La vegetación arrullaba el aire
a través de las miles de aves
que cantaban en coro:
Al jaguar,
y a los hombres de la flecha y el arco.
Así la naturaleza con su olor a tierra virgen,
adormecía la imaginación
en el espejismo de una realidad imponente.

Podía ser la India
o el país de las especias.
Podía ser un continente en la mitad del camino
rodeado por el mar en el tiempo sin tiempo;
o podía ser la quimera que todos buscaban
en los barcos andariegos,
descubierta por el español de la espada y el fuego.
Ese era Cristóbal Colón,
que al acecho divino,
creyó estar en un paraíso en medio del océano.
Almirante por fortuna en las tierras supuestas,
ofreció el espectáculo de las armas que escupían fuego,
y el de una religión encadenada a una cruz,
a aquellos indígenas que nunca habían visto esto.

Despreocupada,
se descubrió a Vespucio,
la América con sus partos recientes,
y le mostró los ríos que bañaban su cuerpo verdoso.
Manó a los conquistadores
especies animales y frutos desconocidos
que colmaron la visión de los caminantes raudos.
Probablemente los Vikingos horadaron su piel,
para que el rasguño apenas perceptible,
volara en las ventiscas de las nieves perpetuas,
sobre la majestuosidad de la hembra
que no entregó su cuerpo
a los navegantes perdidos en los mares brumosos,
colonizadores de las ásperas costas del Báltico.

Orgullosa surgió América del mar hechizado.
Desplegó sus virtudes en todo el planeta.
Su corazón se metió en los poros terrenos
e hizo de Cervantes,
el quijote del hombre,
en su lucha contra las aspas de los molinos de viento,
que traían el murmullo de Gonzalo Jiménez,
el licenciado de las Leyes de Indias,
conquistador de los Chibchas, herederos del sol.

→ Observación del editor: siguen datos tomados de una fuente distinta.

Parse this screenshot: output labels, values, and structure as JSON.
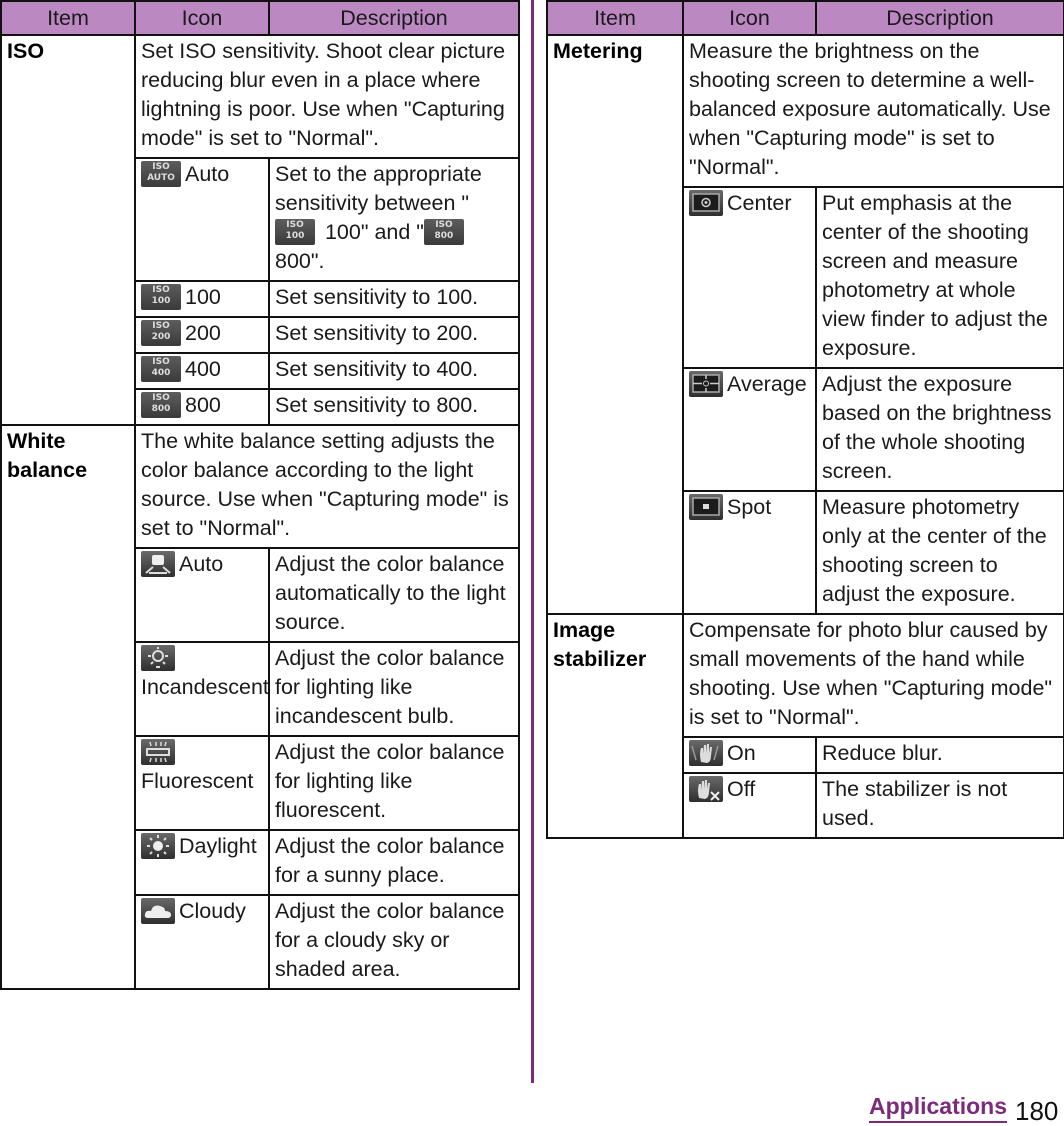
{
  "headers": {
    "item": "Item",
    "icon": "Icon",
    "description": "Description"
  },
  "left_table": {
    "iso": {
      "item": "ISO",
      "description": "Set ISO sensitivity. Shoot clear picture reducing blur even in a place where lightning is poor. Use when \"Capturing mode\" is set to \"Normal\".",
      "options": [
        {
          "icon": "iso-auto-icon",
          "icon_text": [
            "ISO",
            "AUTO"
          ],
          "label": "Auto",
          "desc_parts": [
            "Set to the appropriate sensitivity between \"",
            " 100\" and \"",
            " 800\"."
          ],
          "inline_icons": [
            [
              "ISO",
              "100"
            ],
            [
              "ISO",
              "800"
            ]
          ]
        },
        {
          "icon": "iso-100-icon",
          "icon_text": [
            "ISO",
            "100"
          ],
          "label": "100",
          "description": "Set sensitivity to 100."
        },
        {
          "icon": "iso-200-icon",
          "icon_text": [
            "ISO",
            "200"
          ],
          "label": "200",
          "description": "Set sensitivity to 200."
        },
        {
          "icon": "iso-400-icon",
          "icon_text": [
            "ISO",
            "400"
          ],
          "label": "400",
          "description": "Set sensitivity to 400."
        },
        {
          "icon": "iso-800-icon",
          "icon_text": [
            "ISO",
            "800"
          ],
          "label": "800",
          "description": "Set sensitivity to 800."
        }
      ]
    },
    "white_balance": {
      "item": "White balance",
      "description": "The white balance setting adjusts the color balance according to the light source. Use when \"Capturing mode\" is set to \"Normal\".",
      "options": [
        {
          "icon": "wb-auto-icon",
          "label": "Auto",
          "description": "Adjust the color balance automatically to the light source."
        },
        {
          "icon": "incandescent-bulb-icon",
          "label": "Incandescent",
          "description": "Adjust the color balance for lighting like incandescent bulb."
        },
        {
          "icon": "fluorescent-lamp-icon",
          "label": "Fluorescent",
          "description": "Adjust the color balance for lighting like fluorescent."
        },
        {
          "icon": "sun-icon",
          "label": "Daylight",
          "description": "Adjust the color balance for a sunny place."
        },
        {
          "icon": "cloud-icon",
          "label": "Cloudy",
          "description": "Adjust the color balance for a cloudy sky or shaded area."
        }
      ]
    }
  },
  "right_table": {
    "metering": {
      "item": "Metering",
      "description": "Measure the brightness on the shooting screen to determine a well-balanced exposure automatically. Use when \"Capturing mode\" is set to \"Normal\".",
      "options": [
        {
          "icon": "center-metering-icon",
          "label": "Center",
          "description": "Put emphasis at the center of the shooting screen and measure photometry at whole view finder to adjust the exposure."
        },
        {
          "icon": "average-metering-icon",
          "label": "Average",
          "description": "Adjust the exposure based on the brightness of the whole shooting screen."
        },
        {
          "icon": "spot-metering-icon",
          "label": "Spot",
          "description": "Measure photometry only at the center of the shooting screen to adjust the exposure."
        }
      ]
    },
    "image_stabilizer": {
      "item": "Image stabilizer",
      "description": "Compensate for photo blur caused by small movements of the hand while shooting. Use when \"Capturing mode\" is set to \"Normal\".",
      "options": [
        {
          "icon": "stabilizer-on-icon",
          "label": "On",
          "description": "Reduce blur."
        },
        {
          "icon": "stabilizer-off-icon",
          "label": "Off",
          "description": "The stabilizer is not used."
        }
      ]
    }
  },
  "footer": {
    "section": "Applications",
    "page_number": "180"
  },
  "colors": {
    "header_bg": "#bb88c2",
    "accent": "#7d2a7c"
  }
}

También el idioma de Shakespeare
se encandiló con las proezas de la nueva madre.
Navegó por las costas del norte.
Esquilmó a los indígenas sus cabelleras hermosas.
El firmamento que vigiló con sus miles de ojos
a la América juguetona y sensual,
dejó secar sus angustias con los paños del cielo
al vaivén de las máquinas y los potros salvajes.
Consumó su amor en los barcos fondeados
venidos de los puertos lejanos del África,
pariendo a los negros que fueron traídos como animales de carga.
Todavía su lamento baila orgulloso
recordando la sangre vertida,
en ésta, su nueva tierra.

Podía ser América un espejismo,

Un espejismo hecho realidad. 

30

No hace mucho los indígenas
la hollaron de civilizaciones
y sus senos llenos de la leche materna,
regaron hasta los confines del mundo:
Las esmeraldas, el oro y muchas riquezas.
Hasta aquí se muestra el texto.